Unlike the Valve-sponsored CS:GO Major Championships, in which team slots are given based on the player rosters, ESL awards spots to the organization. For instance, Valve would consider SK Gaming to have won two Major Championships, as the players (FalleN, fer, coldzera, fnx, TACO) won one at MLG Columbus 2016 while under contract with Luminosity Gaming and won another at ESL One Cologne 2016 while under contract with SK Gaming. In addition, if the majority of the roster transfers to another team, Valve would give take away the spot from the old team and give it to the team that the core of the roster is headed to. At ESL One Katowice 2015, PENTA Sports made it to the top eight at the tournament, giving the players a guaranteed spot at the next major, ESL One Cologne 2015; however, players denis, Spiidi, and nex were bought out by mousesports, thus giving mousesports PENTA Sports's spot at Cologne 2015 as the majority of PENTA moved to the mousesports team. EPL would consider Luminosity Gaming, which won Season 3, to have one title and SK Gaming, which won Season 6, to also have just one title. However, a team is allowed to sell or simply give its Pro League license to another organization, as in the case of Tempo Storm transferring its roster to the Immortals organization for Season 4. 

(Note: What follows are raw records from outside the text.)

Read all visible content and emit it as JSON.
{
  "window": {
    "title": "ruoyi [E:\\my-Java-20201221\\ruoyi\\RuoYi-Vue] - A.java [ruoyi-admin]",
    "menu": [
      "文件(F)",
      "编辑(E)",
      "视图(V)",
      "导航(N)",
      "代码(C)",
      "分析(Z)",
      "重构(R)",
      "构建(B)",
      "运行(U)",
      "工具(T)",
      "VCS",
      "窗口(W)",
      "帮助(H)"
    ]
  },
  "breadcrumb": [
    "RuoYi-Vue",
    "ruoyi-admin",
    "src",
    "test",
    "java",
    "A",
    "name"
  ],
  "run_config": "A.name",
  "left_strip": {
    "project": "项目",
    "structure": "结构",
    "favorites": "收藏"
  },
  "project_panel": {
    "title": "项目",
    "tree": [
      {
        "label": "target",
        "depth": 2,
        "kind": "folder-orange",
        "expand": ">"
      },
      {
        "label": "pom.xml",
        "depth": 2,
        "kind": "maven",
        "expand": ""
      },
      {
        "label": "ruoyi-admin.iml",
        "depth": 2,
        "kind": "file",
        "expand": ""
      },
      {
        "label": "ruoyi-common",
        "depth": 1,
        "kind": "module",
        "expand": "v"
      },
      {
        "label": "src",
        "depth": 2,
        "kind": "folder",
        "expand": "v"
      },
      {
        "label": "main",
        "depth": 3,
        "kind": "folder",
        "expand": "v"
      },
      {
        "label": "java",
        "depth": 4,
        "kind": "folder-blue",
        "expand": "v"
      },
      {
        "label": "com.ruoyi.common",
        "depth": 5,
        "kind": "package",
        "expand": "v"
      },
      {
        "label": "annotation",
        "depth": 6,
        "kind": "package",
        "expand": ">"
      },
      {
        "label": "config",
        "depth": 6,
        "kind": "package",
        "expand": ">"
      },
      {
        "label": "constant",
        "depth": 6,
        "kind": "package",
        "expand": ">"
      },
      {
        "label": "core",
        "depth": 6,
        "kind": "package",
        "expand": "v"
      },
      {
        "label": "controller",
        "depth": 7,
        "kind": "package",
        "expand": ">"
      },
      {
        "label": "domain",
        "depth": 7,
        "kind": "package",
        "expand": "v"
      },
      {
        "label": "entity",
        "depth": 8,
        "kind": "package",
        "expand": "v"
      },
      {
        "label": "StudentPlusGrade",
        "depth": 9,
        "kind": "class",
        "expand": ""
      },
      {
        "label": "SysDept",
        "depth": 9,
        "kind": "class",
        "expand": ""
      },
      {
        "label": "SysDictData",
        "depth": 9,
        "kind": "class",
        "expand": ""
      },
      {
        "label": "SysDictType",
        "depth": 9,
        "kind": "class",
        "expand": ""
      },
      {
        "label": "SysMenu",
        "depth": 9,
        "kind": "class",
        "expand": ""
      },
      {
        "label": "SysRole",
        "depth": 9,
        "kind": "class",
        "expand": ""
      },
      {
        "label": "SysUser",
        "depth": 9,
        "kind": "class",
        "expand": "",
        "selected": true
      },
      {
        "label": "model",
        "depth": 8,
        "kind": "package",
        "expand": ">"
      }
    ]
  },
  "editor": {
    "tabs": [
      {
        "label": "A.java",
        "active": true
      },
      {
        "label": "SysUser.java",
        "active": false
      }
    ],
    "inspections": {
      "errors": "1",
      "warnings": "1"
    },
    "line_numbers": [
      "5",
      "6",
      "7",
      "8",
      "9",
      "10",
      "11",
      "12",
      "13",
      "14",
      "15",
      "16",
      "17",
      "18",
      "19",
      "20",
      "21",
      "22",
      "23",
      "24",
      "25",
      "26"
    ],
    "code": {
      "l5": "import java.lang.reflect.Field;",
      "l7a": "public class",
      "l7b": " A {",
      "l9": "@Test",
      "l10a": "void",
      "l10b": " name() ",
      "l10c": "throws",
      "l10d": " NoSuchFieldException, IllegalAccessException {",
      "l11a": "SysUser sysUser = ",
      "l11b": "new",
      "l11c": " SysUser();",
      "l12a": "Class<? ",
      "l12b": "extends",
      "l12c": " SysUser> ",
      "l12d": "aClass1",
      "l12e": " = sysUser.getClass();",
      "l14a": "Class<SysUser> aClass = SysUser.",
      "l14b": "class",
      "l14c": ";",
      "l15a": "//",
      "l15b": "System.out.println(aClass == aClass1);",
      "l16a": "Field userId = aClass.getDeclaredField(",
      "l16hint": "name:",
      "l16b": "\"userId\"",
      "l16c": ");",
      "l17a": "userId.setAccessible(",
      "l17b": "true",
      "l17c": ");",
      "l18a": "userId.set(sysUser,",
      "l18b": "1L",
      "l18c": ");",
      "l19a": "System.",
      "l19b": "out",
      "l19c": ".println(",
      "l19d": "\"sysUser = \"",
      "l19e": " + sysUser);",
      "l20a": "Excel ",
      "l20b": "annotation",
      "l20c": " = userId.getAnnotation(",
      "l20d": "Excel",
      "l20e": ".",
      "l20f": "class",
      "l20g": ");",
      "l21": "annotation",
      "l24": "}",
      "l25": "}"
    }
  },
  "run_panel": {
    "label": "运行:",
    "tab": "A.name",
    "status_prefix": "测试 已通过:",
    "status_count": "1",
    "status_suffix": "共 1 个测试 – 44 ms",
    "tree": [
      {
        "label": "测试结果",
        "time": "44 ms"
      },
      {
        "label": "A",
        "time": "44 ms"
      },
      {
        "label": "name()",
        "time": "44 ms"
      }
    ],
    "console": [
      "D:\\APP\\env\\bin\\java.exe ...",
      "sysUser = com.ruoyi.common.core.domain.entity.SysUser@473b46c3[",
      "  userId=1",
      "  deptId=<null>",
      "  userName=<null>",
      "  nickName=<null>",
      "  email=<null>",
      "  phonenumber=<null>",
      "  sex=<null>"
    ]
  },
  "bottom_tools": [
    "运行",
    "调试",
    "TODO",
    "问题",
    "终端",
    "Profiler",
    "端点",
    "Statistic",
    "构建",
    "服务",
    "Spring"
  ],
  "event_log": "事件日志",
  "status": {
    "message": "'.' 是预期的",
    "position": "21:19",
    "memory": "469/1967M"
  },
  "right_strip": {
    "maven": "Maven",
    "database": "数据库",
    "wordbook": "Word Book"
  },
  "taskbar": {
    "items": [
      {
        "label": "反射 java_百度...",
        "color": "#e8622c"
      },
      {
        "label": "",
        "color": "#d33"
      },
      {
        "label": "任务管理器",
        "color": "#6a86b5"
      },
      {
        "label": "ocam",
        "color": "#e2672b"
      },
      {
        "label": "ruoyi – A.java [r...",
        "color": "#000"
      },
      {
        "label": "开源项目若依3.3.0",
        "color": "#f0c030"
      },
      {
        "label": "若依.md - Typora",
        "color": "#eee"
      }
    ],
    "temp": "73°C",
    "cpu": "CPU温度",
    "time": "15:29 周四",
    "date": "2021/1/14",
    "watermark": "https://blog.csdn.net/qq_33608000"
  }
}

Sh1ro, Cloud9's sniper, turned out to be the best player in Group A at ESL Pro League Season 17. The 21-year-old esportsman scored an impressive 1.49 rating, becoming the main creator of his team's success in the group stage of the championship.

Seasons
The list of seasons and the top two teams in each season are in shown below. The number next to the teams showed what positions they placed during the regular season in their respective leagues. Regional leagues were discontinued in Season 13.  According to report Strife will represents Counter-Strike: Global Offensive (CS:GO) in ESL Pro League Season 16.

Notes

Other Leagues
ESL also has two other leagues outside of Counter-Strike. Tom Clancy's Rainbow Six Siege is currently in its eleventh season. The PENTA Sports/G2 Esports core has the most titles with four, as the team won the Year 1 Season 1, Year 2 Season 1, Year 2 Season 2, and Season 8 titles. In addition to the Rainbow Six Siege league, ESL also has a Halo league. However, the two leagues are much less prominent than the Counter-Strike league as Rainbow Six only has a $248,000 prize pool compared to CS:GO's $750,000 prize pool.